Cependant, c’est seulement à partir de 1819 que se développe véritablement l’aménagement nord/sud de la Grand’Rue. Pierre Antoine Dalgabio conçoit et édifie la plupart des établissements publics du territoire communal. Il crée, notamment le Palais de justice, la gendarmerie, la prison et pose la première pierre de l’actuel Hôtel de Ville en 1822. Ces constructions sont à l’origine d’un certain nombre d’ouvertures de rues, de la construction d’immeubles d’habitation et de lotissements.
La ville de Saint-Etienne se dote alors de nombreux édifices d’élites bourgeoises.
Au cours du XIXème siècle, grâce à son regroupement avec quatre autres communes, Outrefuran, Montaud, Valbenoîte et Beaubrun situées dans sa périphérie, Saint-Etienne a développé, malgré sa topographie difficile, une juxtaposition de quartiers très différents où se côtoyaient lieux de travail et lieux d’habitation. Ainsi, la superficie passe de 256 hectares en 1855 à 3 986 hectares pour 94 432 habitants.
L’activité industrielle de la ville commence par l’exploitation du charbon dès 1845 qui se fait grâce à la création de 140 puits parsemés dans la ville.
Au XIXème siècle, Saint-Etienne devient le plus important bassin minier français et ce, jusqu’en décembre 1983 où la mine a fermé ses portes.
Si la mine a cessé de fonctionner, elle est encore bien visible dans le paysage stéphanois. En effet, les crassiers qui surgissent en 1930, après l’abandon de la technique du remblayage, sont devenus des éléments remarquables. Le terme de crassier renvoie aux déchetsmétallurgiques, scories et impuretés du métal en fusion appelé « crasses », mais à Saint-Etienne, ildésigne le terril.
Les crassiers Michon, plus communément appelés « les mamelles de Saint-Etienne », situés sur le site Couriot, ancien bassin minier, forment en quarante ans d’exploitation, deux collines de 120 mètres de haut accentuant l’image collinaire de la ville. Celui situé plus à l’est a commencé sa croissance dès 1930, l’autre, situé plus à l’ouest, en 1947. Ils ont été alimentés, jusqu’en 1958 par les déchets que déversaient les wagonnets à leur sommet : scories des chaudières, schistes, pierres… le tout formant du souffre susceptible d’entrer en combustion au contact de l’air. Les acacias qui ont été plantés par les houillères après la fermeture des puits ont fait place à d’autres espèces exogènes et inattendues du fait de l’acidité et de la chaleur du sol.

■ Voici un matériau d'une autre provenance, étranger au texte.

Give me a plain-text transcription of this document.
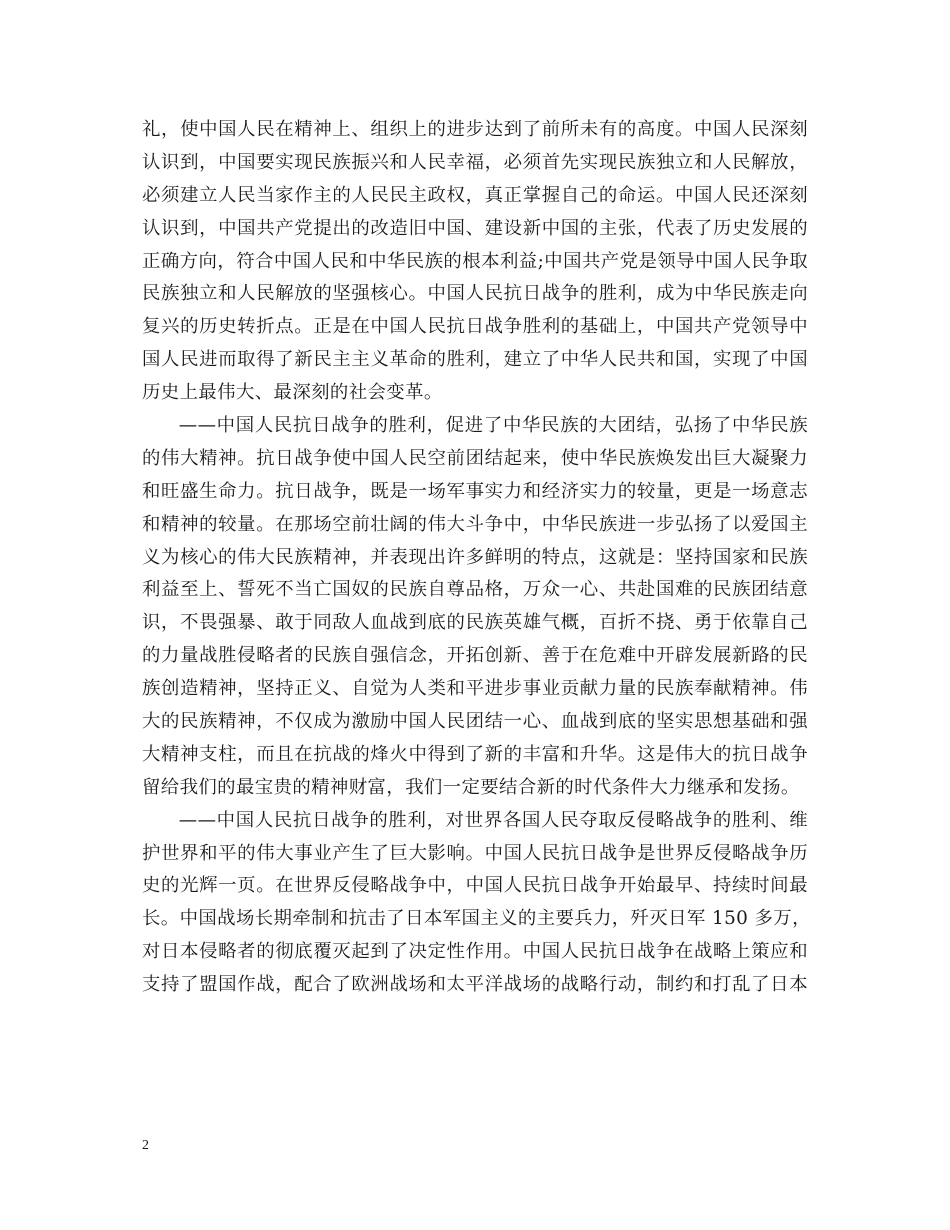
礼，使中国人民在精神上、组织上的进步达到了前所未有的高度。中国人民深刻
认识到，中国要实现民族振兴和人民幸福，必须首先实现民族独立和人民解放，
必须建立人民当家作主的人民民主政权，真正掌握自己的命运。中国人民还深刻
认识到，中国共产党提出的改造旧中国、建设新中国的主张，代表了历史发展的
正确方向，符合中国人民和中华民族的根本利益;中国共产党是领导中国人民争取
民族独立和人民解放的坚强核心。中国人民抗日战争的胜利，成为中华民族走向
复兴的历史转折点。正是在中国人民抗日战争胜利的基础上，中国共产党领导中
国人民进而取得了新民主主义革命的胜利，建立了中华人民共和国，实现了中国
历史上最伟大、最深刻的社会变革。
——中国人民抗日战争的胜利，促进了中华民族的大团结，弘扬了中华民族
的伟大精神。抗日战争使中国人民空前团结起来，使中华民族焕发出巨大凝聚力
和旺盛生命力。抗日战争，既是一场军事实力和经济实力的较量，更是一场意志
和精神的较量。在那场空前壮阔的伟大斗争中，中华民族进一步弘扬了以爱国主
义为核心的伟大民族精神，并表现出许多鲜明的特点，这就是：坚持国家和民族
利益至上、誓死不当亡国奴的民族自尊品格，万众一心、共赴国难的民族团结意
识，不畏强暴、敢于同敌人血战到底的民族英雄气概，百折不挠、勇于依靠自己
的力量战胜侵略者的民族自强信念，开拓创新、善于在危难中开辟发展新路的民
族创造精神，坚持正义、自觉为人类和平进步事业贡献力量的民族奉献精神。伟
大的民族精神，不仅成为激励中国人民团结一心、血战到底的坚实思想基础和强
大精神支柱，而且在抗战的烽火中得到了新的丰富和升华。这是伟大的抗日战争
留给我们的最宝贵的精神财富，我们一定要结合新的时代条件大力继承和发扬。
——中国人民抗日战争的胜利，对世界各国人民夺取反侵略战争的胜利、维
护世界和平的伟大事业产生了巨大影响。中国人民抗日战争是世界反侵略战争历
史的光辉一页。在世界反侵略战争中，中国人民抗日战争开始最早、持续时间最
长。中国战场长期牵制和抗击了日本军国主义的主要兵力，歼灭日军 150 多万，
对日本侵略者的彻底覆灭起到了决定性作用。中国人民抗日战争在战略上策应和
支持了盟国作战，配合了欧洲战场和太平洋战场的战略行动，制约和打乱了日本
2
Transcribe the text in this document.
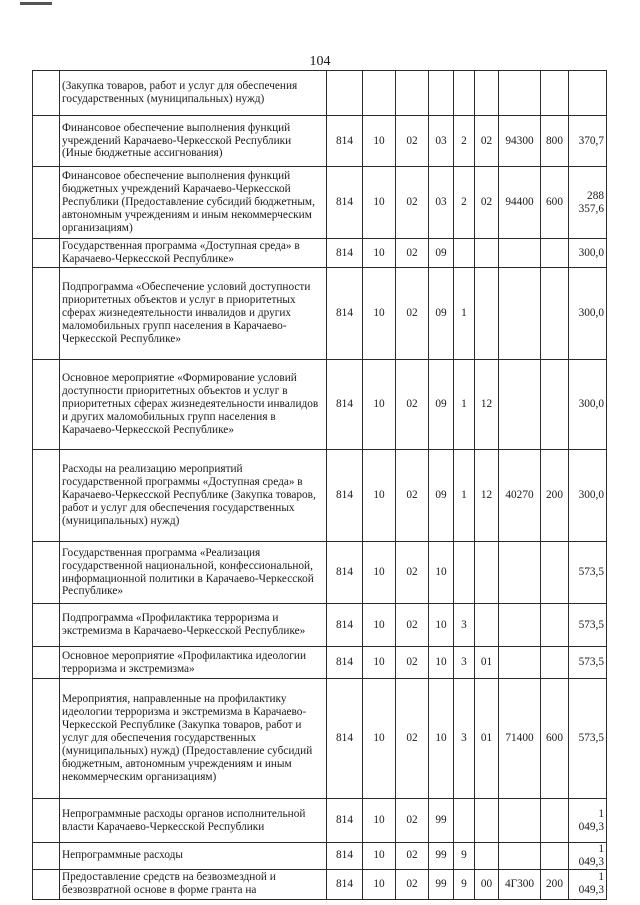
104
	(Закупка товаров, работ и услуг для обеспечения государственных (муниципальных) нужд)									
	Финансовое обеспечение выполнения функций учреждений Карачаево-Черкесской Республики (Иные бюджетные ассигнования)	814	10	02	03	2	02	94300	800	370,7
	Финансовое обеспечение выполнения функций бюджетных учреждений Карачаево-Черкесской Республики (Предоставление субсидий бюджетным, автономным учреждениям и иным некоммерческим организациям)	814	10	02	03	2	02	94400	600	288 357,6
	Государственная программа «Доступная среда» в Карачаево-Черкесской Республике»	814	10	02	09					300,0
	Подпрограмма «Обеспечение условий доступности приоритетных объектов и услуг в приоритетных сферах жизнедеятельности инвалидов и других маломобильных групп населения в Карачаево-Черкесской Республике»	814	10	02	09	1				300,0
	Основное мероприятие «Формирование условий доступности приоритетных объектов и услуг в приоритетных сферах жизнедеятельности инвалидов и других маломобильных групп населения в Карачаево-Черкесской Республике»	814	10	02	09	1	12			300,0
	Расходы на реализацию мероприятий государственной программы «Доступная среда» в Карачаево-Черкесской Республике (Закупка товаров, работ и услуг для обеспечения государственных (муниципальных) нужд)	814	10	02	09	1	12	40270	200	300,0
	Государственная программа «Реализация государственной национальной, конфессиональной, информационной политики в Карачаево-Черкесской Республике»	814	10	02	10					573,5
	Подпрограмма «Профилактика терроризма и экстремизма в Карачаево-Черкесской Республике»	814	10	02	10	3				573,5
	Основное мероприятие «Профилактика идеологии терроризма и экстремизма»	814	10	02	10	3	01			573,5
	Мероприятия, направленные на профилактику идеологии терроризма и экстремизма в Карачаево-Черкесской Республике (Закупка товаров, работ и услуг для обеспечения государственных (муниципальных) нужд) (Предоставление субсидий бюджетным, автономным учреждениям и иным некоммерческим организациям)	814	10	02	10	3	01	71400	600	573,5
	Непрограммные расходы органов исполнительной власти Карачаево-Черкесской Республики	814	10	02	99					1 049,3
	Непрограммные расходы	814	10	02	99	9				1 049,3
	Предоставление средств на безвозмездной и безвозвратной основе в форме гранта на	814	10	02	99	9	00	4Г300	200	1 049,3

S’ajoutent à l’activité minière, celles des passementiers, armuriers, ferblantiers, fabricants de cycles et des petits commerces répondant aux besoins d’une population en perpétuel accroissement. Quant aux aciéries et aux forges, elles prennent place près des voies ferrées sur l’ancienne commune d’Outrefuran.

SAINT-ETIENNE : VILLE VICTIME D’UNE DEPRISE INDUSTRIELLE ET DEMOGRAPHIQUE

Après les années 1965, la ville est touchée par une crise structurelle qui se caractérise par une forte perte d’emplois et les fermetures des sites industriels (Manufrance, Manufacture d’Armes…) laissant ainsi 50 000 m² de friches industrielles en 1985. Cependant, l’activité industrielle est encore très présente aujourd’hui puisque la ville compte 20% d’actifs employés dans ce secteur contre 14% de moyenne nationale (chiffres INSEE).
Saint-Etienne, de par son passé, est touchée par un phénomène métropolitain. La ville doit, en effet, affronter une crise économique et démographique extrêmement grave et voit son avenir compromis par sa capacité à entrer dans la dynamique métropolitaine. Il s’agit d’un challenge de grande envergure puisque Saint-Etienne souffre d’un déficit d’image important. Elle apparaît peu dynamique, peu attractive et traine de grandes difficultés économiques.
L’objectif est d’attribuer à Saint-Etienne une image de ville contemporaine.
Traumatisée par la perte de ses industries traditionnelles et par les problèmes économiques et sociaux que sa reconversion a engendrés, Saint-Etienne a connu la plus forte déprise économique et démographique. Elle compte, en effet, une perte 40 000 habitants depuis les années 1970 et plus précisément de 20 000 habitants entre 1990 et 1999.10
Elle doit, aujourd’hui, surmonter sa baisse de vitalité économique et trouver des leviers de renaissance en agissant sur la qualité urbaine et sur son identité propre.
Dès les années 1980, une action publique se met en place pour engager un processus de transformation de la ville consistant à reconquérir les friches industrielles et à recomposer le tissu économique. Pour cela, la ville s’est attachée au développement des entreprises locales. Cette politique a permis de construire et de réhabiliter 600 000m² de bâtiments pour les entreprises. La ville a aussi accueilli 700 hectares de zones d’activités. Saint-Etienne a pu alors générer 60 000 nouveaux emplois sur les 80 000 perdus dans les années 1980.
De même, une friche industrielle de sidérurgie a accueilli un technopôle aménagé qui a permis la mise en place d’un centre de conférence, de nombreuses entreprises et la création de plus de 2000 em plois, des centres de recherche et de formation. La zone d’activité Stelylec située dans la vallée du Gier compte aujourd’hui 25 entreprises et 800 emplois. Aussi, l’ancienne zone minière à l’ouest de Saint-Etienne s’est également transformée pour permettre la mise en place de 25entreprises et la création de plus de 1000 emplois. Enfin, les bâtiments de la Manufacture onthérité d’un centre d’affaires qui regroupe plus de 1500 emplois.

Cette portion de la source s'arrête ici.